A Justiça Militar condenou o ex-sargento da Força Aérea Brasileira (FAB) Manoel Silva Rodrigues a três anos de prisão pelo crime de associação para o tráfico de drogas. A decisão é referente ao caso em que o militar foi preso em flagrante transportando 37 quilos de cocaína em uma aeronave da FAB, durante uma missão oficial na Espanha, em junho de 2019.
Natural de Xambioá, no norte do Tocantins, Manoel foi detido no aeroporto de Sevilha enquanto integrava a equipe de apoio à comitiva presidencial brasileira. Na época, a aeronave fazia parte da estrutura de deslocamento do então presidente Jair Bolsonaro.

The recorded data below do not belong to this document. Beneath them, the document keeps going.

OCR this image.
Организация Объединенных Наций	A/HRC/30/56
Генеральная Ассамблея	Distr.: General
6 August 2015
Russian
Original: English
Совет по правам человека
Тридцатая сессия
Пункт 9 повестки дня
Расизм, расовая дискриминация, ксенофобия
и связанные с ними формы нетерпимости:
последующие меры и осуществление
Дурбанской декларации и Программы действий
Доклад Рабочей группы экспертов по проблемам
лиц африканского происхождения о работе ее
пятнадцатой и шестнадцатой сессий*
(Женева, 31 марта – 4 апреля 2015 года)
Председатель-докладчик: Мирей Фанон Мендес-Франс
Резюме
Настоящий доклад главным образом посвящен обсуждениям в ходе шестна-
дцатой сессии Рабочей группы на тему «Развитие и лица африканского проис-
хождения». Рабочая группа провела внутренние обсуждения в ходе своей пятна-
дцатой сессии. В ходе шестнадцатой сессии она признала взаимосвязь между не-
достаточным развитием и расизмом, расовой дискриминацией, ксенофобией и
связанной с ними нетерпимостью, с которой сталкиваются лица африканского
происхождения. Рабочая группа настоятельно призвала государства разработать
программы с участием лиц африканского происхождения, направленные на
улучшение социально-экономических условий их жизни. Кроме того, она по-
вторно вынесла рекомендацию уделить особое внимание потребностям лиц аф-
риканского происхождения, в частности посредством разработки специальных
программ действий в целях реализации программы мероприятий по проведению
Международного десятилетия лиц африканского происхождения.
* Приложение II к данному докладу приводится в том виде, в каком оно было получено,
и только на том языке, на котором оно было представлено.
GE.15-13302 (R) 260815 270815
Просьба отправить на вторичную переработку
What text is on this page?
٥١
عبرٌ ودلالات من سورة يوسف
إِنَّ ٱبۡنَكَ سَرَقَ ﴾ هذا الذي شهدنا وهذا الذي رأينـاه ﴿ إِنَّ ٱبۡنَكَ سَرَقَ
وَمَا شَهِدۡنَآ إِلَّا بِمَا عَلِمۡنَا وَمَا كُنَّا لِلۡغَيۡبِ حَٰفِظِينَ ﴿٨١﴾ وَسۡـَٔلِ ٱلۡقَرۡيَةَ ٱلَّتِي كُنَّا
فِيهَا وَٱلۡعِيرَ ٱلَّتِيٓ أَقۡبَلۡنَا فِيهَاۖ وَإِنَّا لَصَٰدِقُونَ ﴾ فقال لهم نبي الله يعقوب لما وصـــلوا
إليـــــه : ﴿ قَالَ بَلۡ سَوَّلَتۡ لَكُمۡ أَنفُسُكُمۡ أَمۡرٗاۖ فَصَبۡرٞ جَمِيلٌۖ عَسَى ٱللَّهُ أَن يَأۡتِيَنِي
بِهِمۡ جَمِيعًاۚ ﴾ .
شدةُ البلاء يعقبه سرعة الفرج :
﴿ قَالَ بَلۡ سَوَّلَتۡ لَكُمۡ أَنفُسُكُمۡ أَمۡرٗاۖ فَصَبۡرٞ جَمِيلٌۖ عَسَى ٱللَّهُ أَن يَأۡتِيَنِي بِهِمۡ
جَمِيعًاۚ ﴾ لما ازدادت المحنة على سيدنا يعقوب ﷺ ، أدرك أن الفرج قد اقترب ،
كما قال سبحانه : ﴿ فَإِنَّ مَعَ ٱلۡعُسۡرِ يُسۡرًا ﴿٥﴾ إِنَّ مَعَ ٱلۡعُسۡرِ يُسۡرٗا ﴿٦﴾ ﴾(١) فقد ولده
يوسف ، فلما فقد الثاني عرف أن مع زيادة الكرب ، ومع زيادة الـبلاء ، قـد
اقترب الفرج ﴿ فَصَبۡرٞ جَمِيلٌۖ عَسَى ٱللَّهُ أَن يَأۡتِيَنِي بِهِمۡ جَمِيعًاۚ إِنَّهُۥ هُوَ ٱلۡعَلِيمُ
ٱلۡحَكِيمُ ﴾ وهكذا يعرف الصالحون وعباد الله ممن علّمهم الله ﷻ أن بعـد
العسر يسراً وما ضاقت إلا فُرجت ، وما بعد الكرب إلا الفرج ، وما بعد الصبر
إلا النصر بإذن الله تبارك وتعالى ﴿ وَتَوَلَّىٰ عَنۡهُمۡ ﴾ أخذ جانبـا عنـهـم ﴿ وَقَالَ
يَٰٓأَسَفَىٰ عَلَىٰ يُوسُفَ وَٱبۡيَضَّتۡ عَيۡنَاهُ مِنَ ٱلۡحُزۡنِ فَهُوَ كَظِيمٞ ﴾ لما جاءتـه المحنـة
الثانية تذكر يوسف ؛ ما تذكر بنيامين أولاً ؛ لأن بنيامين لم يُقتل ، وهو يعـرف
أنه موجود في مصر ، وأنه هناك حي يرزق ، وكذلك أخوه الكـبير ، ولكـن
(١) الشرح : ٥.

O ex-militar já havia sido condenado anteriormente a 17 anos de prisão por tráfico internacional de drogas. A nova sentença trata da atuação de uma organização criminosa responsável por enviar entorpecentes ao exterior utilizando a estrutura de missões oficiais da Aeronáutica.
Grupo criminoso
Além de Manoel Silva Rodrigues, a Justiça Militar também condenou o empresário Marcos Daniel Gama, apontado como financiador e responsável pela droga apreendida, e o segundo-sargento da Aeronáutica Jorge Luiz da Cruz Silva.
Segundo a decisão, o grupo aproveitava as facilidades concedidas às comitivas oficiais em viagens internacionais para tentar escapar da fiscalização alfandegária.
Na sentença, o juiz Frederico Magno de Melo Veras afirmou que Manoel teve participação ativa na organização criminosa e não atuava apenas como transportador da droga.
De acordo com o magistrado, o ex-sargento conhecia os procedimentos adotados em missões oficiais e tinha ciência de que sua bagagem dificilmente seria submetida a inspeções, circunstância que favoreceria o transporte da cocaína.
Investigação
As investigações apontaram que a carga apreendida era avaliada em cerca de 1,3 milhão de euros, o equivalente a aproximadamente R$ 6 milhões na cotação da época.
O Ministério Público Militar também denunciou Manoel e a esposa por lavagem de dinheiro, sob a alegação de que recursos obtidos com o tráfico teriam sido utilizados na compra de bens e em depósitos bancários. No entanto, a Justiça absolveu o casal dessa acusação por falta de provas.
Pena na Espanha
Atualmente, Manoel Silva Rodrigues cumpre pena de seis anos de prisão na Espanha, em regime equivalente à liberdade condicional. O país analisa um pedido de extradição para que ele retorne ao Brasil e cumpra a pena de 17 anos imposta anteriormente pela Justiça Militar pelo crime de tráfico internacional de drogas.
Após o caso, o ex-sargento foi excluído dos quadros da Força Aérea Brasileira. Ele atuava como comissário de bordo em voos da FAB.